Her quoted estimate of $150,000 (members of the township committee members sometimes quote $250,000) assumes that the township would be responsible for building the sewer infrastructure. But, the township committee fails to point out some important facts:

  1. Hopewell Township paid millions of dollars for the land they just sold for $10,000 to a developer in exchange for a community center.
  2. We could have tried to negotiate with ShopRite for the store’s long sought-after expansion in exchange for ShopRite extending the sewer infrastructure.
  3. The township could have then built the units at cost and not-for-profit.
  4. Hopewell Garden and Project Freedom are existing affordable housing units that the township built without involving market-rate units.
  5. Building our own affordable housing units would have avoided all or most of the 3,534 proposed market rate units and would have greatly reduced the otherwise tremendous impact on schools, taxes, traffic, the environment and stressed neighborhoods.

Also, do the math as one resident did at a recent meeting: $150,000 x 653 units = $97,950,000. The moment you see that number, you know that they are simply trying to scare residents into believing that they had no alternative.

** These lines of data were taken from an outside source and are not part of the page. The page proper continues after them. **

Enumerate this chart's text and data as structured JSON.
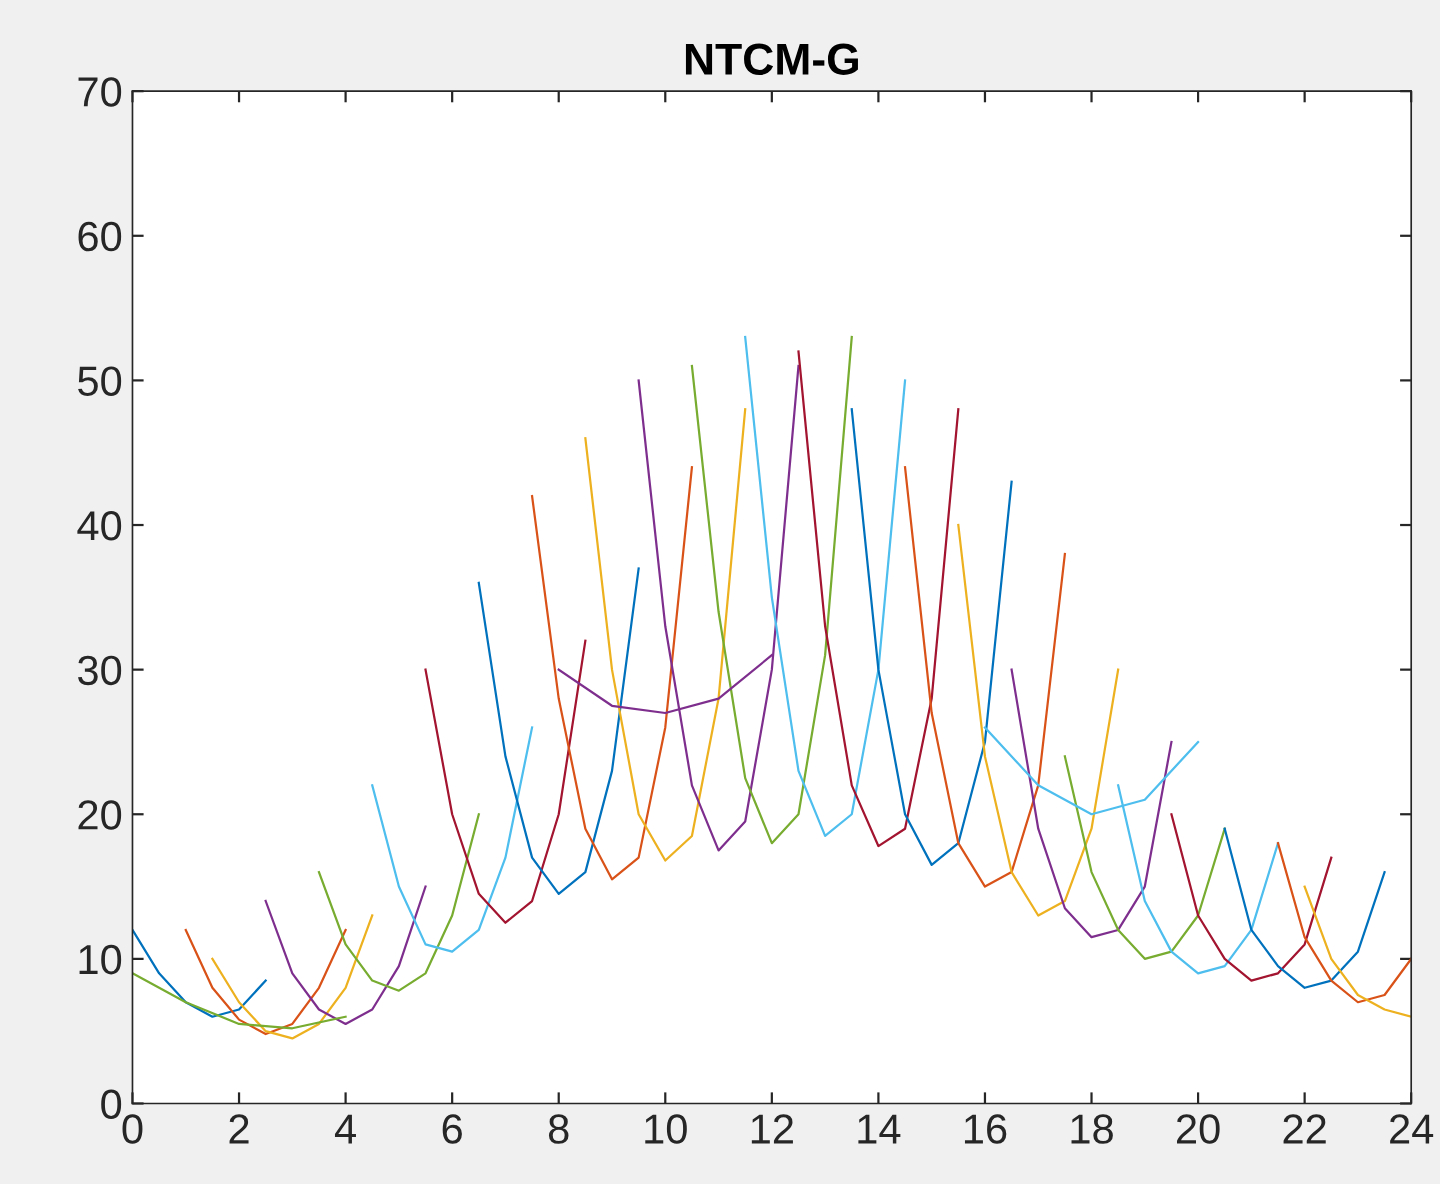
{
  "chart_data": {
    "type": "line",
    "title": "NTCM-G",
    "xlim": [
      0,
      24
    ],
    "xticks": [
      0,
      2,
      4,
      6,
      8,
      10,
      12,
      14,
      16,
      18,
      20,
      22,
      24
    ],
    "ylim": [
      0,
      70
    ],
    "yticks": [
      0,
      10,
      20,
      30,
      40,
      50,
      60,
      70
    ],
    "grid": false,
    "marker": "none",
    "line_style": "solid",
    "series": [
      {
        "color": "#0072bd",
        "x": [
          0,
          0.5,
          1,
          1.5,
          2,
          2.5
        ],
        "values": [
          12,
          9,
          7,
          6,
          6.5,
          8.5
        ]
      },
      {
        "color": "#d95319",
        "x": [
          1,
          1.5,
          2,
          2.5,
          3,
          3.5,
          4
        ],
        "values": [
          12,
          8,
          5.8,
          4.8,
          5.5,
          8,
          12
        ]
      },
      {
        "color": "#edb120",
        "x": [
          1.5,
          2,
          2.5,
          3,
          3.5,
          4,
          4.5
        ],
        "values": [
          10,
          7,
          5,
          4.5,
          5.5,
          8,
          13
        ]
      },
      {
        "color": "#7e2f8e",
        "x": [
          2.5,
          3,
          3.5,
          4,
          4.5,
          5,
          5.5
        ],
        "values": [
          14,
          9,
          6.5,
          5.5,
          6.5,
          9.5,
          15
        ]
      },
      {
        "color": "#77ac30",
        "x": [
          3.5,
          4,
          4.5,
          5,
          5.5,
          6,
          6.5
        ],
        "values": [
          16,
          11,
          8.5,
          7.8,
          9,
          13,
          20
        ]
      },
      {
        "color": "#4dbeee",
        "x": [
          4.5,
          5,
          5.5,
          6,
          6.5,
          7,
          7.5
        ],
        "values": [
          22,
          15,
          11,
          10.5,
          12,
          17,
          26
        ]
      },
      {
        "color": "#a2142f",
        "x": [
          5.5,
          6,
          6.5,
          7,
          7.5,
          8,
          8.5
        ],
        "values": [
          30,
          20,
          14.5,
          12.5,
          14,
          20,
          32
        ]
      },
      {
        "color": "#0072bd",
        "x": [
          6.5,
          7,
          7.5,
          8,
          8.5,
          9,
          9.5
        ],
        "values": [
          36,
          24,
          17,
          14.5,
          16,
          23,
          37
        ]
      },
      {
        "color": "#d95319",
        "x": [
          7.5,
          8,
          8.5,
          9,
          9.5,
          10,
          10.5
        ],
        "values": [
          42,
          28,
          19,
          15.5,
          17,
          26,
          44
        ]
      },
      {
        "color": "#edb120",
        "x": [
          8.5,
          9,
          9.5,
          10,
          10.5,
          11,
          11.5
        ],
        "values": [
          46,
          30,
          20,
          16.8,
          18.5,
          28,
          48
        ]
      },
      {
        "color": "#7e2f8e",
        "x": [
          9.5,
          10,
          10.5,
          11,
          11.5,
          12,
          12.5
        ],
        "values": [
          50,
          33,
          22,
          17.5,
          19.5,
          30,
          51
        ]
      },
      {
        "color": "#77ac30",
        "x": [
          10.5,
          11,
          11.5,
          12,
          12.5,
          13,
          13.5
        ],
        "values": [
          51,
          34,
          22.5,
          18,
          20,
          31,
          53
        ]
      },
      {
        "color": "#4dbeee",
        "x": [
          11.5,
          12,
          12.5,
          13,
          13.5,
          14,
          14.5
        ],
        "values": [
          53,
          35,
          23,
          18.5,
          20,
          30,
          50
        ]
      },
      {
        "color": "#a2142f",
        "x": [
          12.5,
          13,
          13.5,
          14,
          14.5,
          15,
          15.5
        ],
        "values": [
          52,
          33,
          22,
          17.8,
          19,
          28,
          48
        ]
      },
      {
        "color": "#0072bd",
        "x": [
          13.5,
          14,
          14.5,
          15,
          15.5,
          16,
          16.5
        ],
        "values": [
          48,
          30,
          20,
          16.5,
          18,
          25,
          43
        ]
      },
      {
        "color": "#d95319",
        "x": [
          14.5,
          15,
          15.5,
          16,
          16.5,
          17,
          17.5
        ],
        "values": [
          44,
          27,
          18,
          15,
          16,
          22,
          38
        ]
      },
      {
        "color": "#edb120",
        "x": [
          15.5,
          16,
          16.5,
          17,
          17.5,
          18,
          18.5
        ],
        "values": [
          40,
          24,
          16,
          13,
          14,
          19,
          30
        ]
      },
      {
        "color": "#7e2f8e",
        "x": [
          16.5,
          17,
          17.5,
          18,
          18.5,
          19,
          19.5
        ],
        "values": [
          30,
          19,
          13.5,
          11.5,
          12,
          15,
          25
        ]
      },
      {
        "color": "#77ac30",
        "x": [
          17.5,
          18,
          18.5,
          19,
          19.5,
          20,
          20.5
        ],
        "values": [
          24,
          16,
          12,
          10,
          10.5,
          13,
          19
        ]
      },
      {
        "color": "#4dbeee",
        "x": [
          18.5,
          19,
          19.5,
          20,
          20.5,
          21,
          21.5
        ],
        "values": [
          22,
          14,
          10.5,
          9,
          9.5,
          12,
          18
        ]
      },
      {
        "color": "#a2142f",
        "x": [
          19.5,
          20,
          20.5,
          21,
          21.5,
          22,
          22.5
        ],
        "values": [
          20,
          13,
          10,
          8.5,
          9,
          11,
          17
        ]
      },
      {
        "color": "#0072bd",
        "x": [
          20.5,
          21,
          21.5,
          22,
          22.5,
          23,
          23.5
        ],
        "values": [
          19,
          12,
          9.5,
          8,
          8.5,
          10.5,
          16
        ]
      },
      {
        "color": "#d95319",
        "x": [
          21.5,
          22,
          22.5,
          23,
          23.5,
          24
        ],
        "values": [
          18,
          11.5,
          8.5,
          7,
          7.5,
          10
        ]
      },
      {
        "color": "#edb120",
        "x": [
          22,
          22.5,
          23,
          23.5,
          24
        ],
        "values": [
          15,
          10,
          7.5,
          6.5,
          6
        ]
      },
      {
        "color": "#7e2f8e",
        "x": [
          8,
          9,
          10,
          11,
          12
        ],
        "values": [
          30,
          27.5,
          27,
          28,
          31
        ]
      },
      {
        "color": "#77ac30",
        "x": [
          0,
          1,
          2,
          3,
          4
        ],
        "values": [
          9,
          7,
          5.5,
          5.2,
          6
        ]
      },
      {
        "color": "#4dbeee",
        "x": [
          16,
          17,
          18,
          19,
          20
        ],
        "values": [
          26,
          22,
          20,
          21,
          25
        ]
      }
    ]
  }
}
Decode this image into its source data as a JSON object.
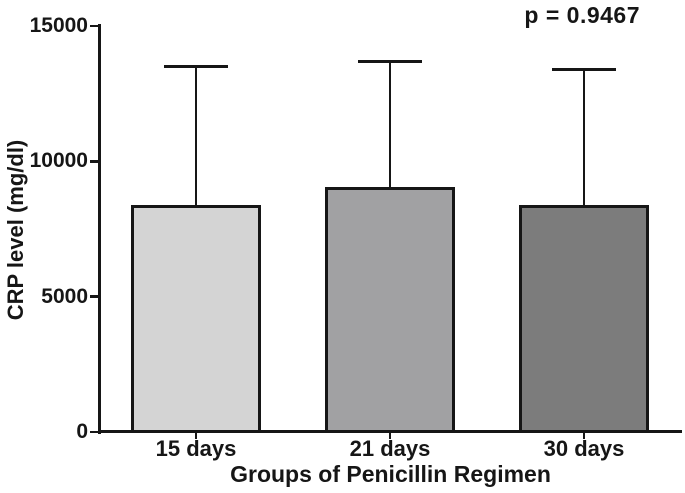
{
  "figure": {
    "background": "#ffffff",
    "text_color": "#161616"
  },
  "chart_data": {
    "type": "bar",
    "title": "",
    "xlabel": "Groups of Penicillin Regimen",
    "ylabel": "CRP level (mg/dl)",
    "categories": [
      "15 days",
      "21 days",
      "30 days"
    ],
    "values": [
      8400,
      9050,
      8400
    ],
    "error_bars": {
      "kind": "upper-only",
      "top_values": [
        13500,
        13700,
        13400
      ]
    },
    "ylim": [
      0,
      15000
    ],
    "yticks": [
      0,
      5000,
      10000,
      15000
    ],
    "ytick_labels": [
      "0",
      "5000",
      "10000",
      "15000"
    ],
    "bar_colors": [
      "#d4d4d4",
      "#a1a1a3",
      "#7c7c7c"
    ],
    "bar_border_color": "#161616",
    "annotation": "p = 0.9467",
    "annotation_position": "top-right",
    "grid": false,
    "legend": false
  }
}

This is what happens when the township enters into agreements in secret, behind closed doors, without involving the public.

The questions that beg asking: did the Hopewell Township Committee negotiate with ShopRite as an alternative to a developer’s solution before they signed the contract with Lennair last June? Did they investigate any other low-impact alternatives? Or did they simply sign a binding contract that will forever change our township? There’s no way to know in the absence of the township committee’s minutes that remain significantly out-of-date.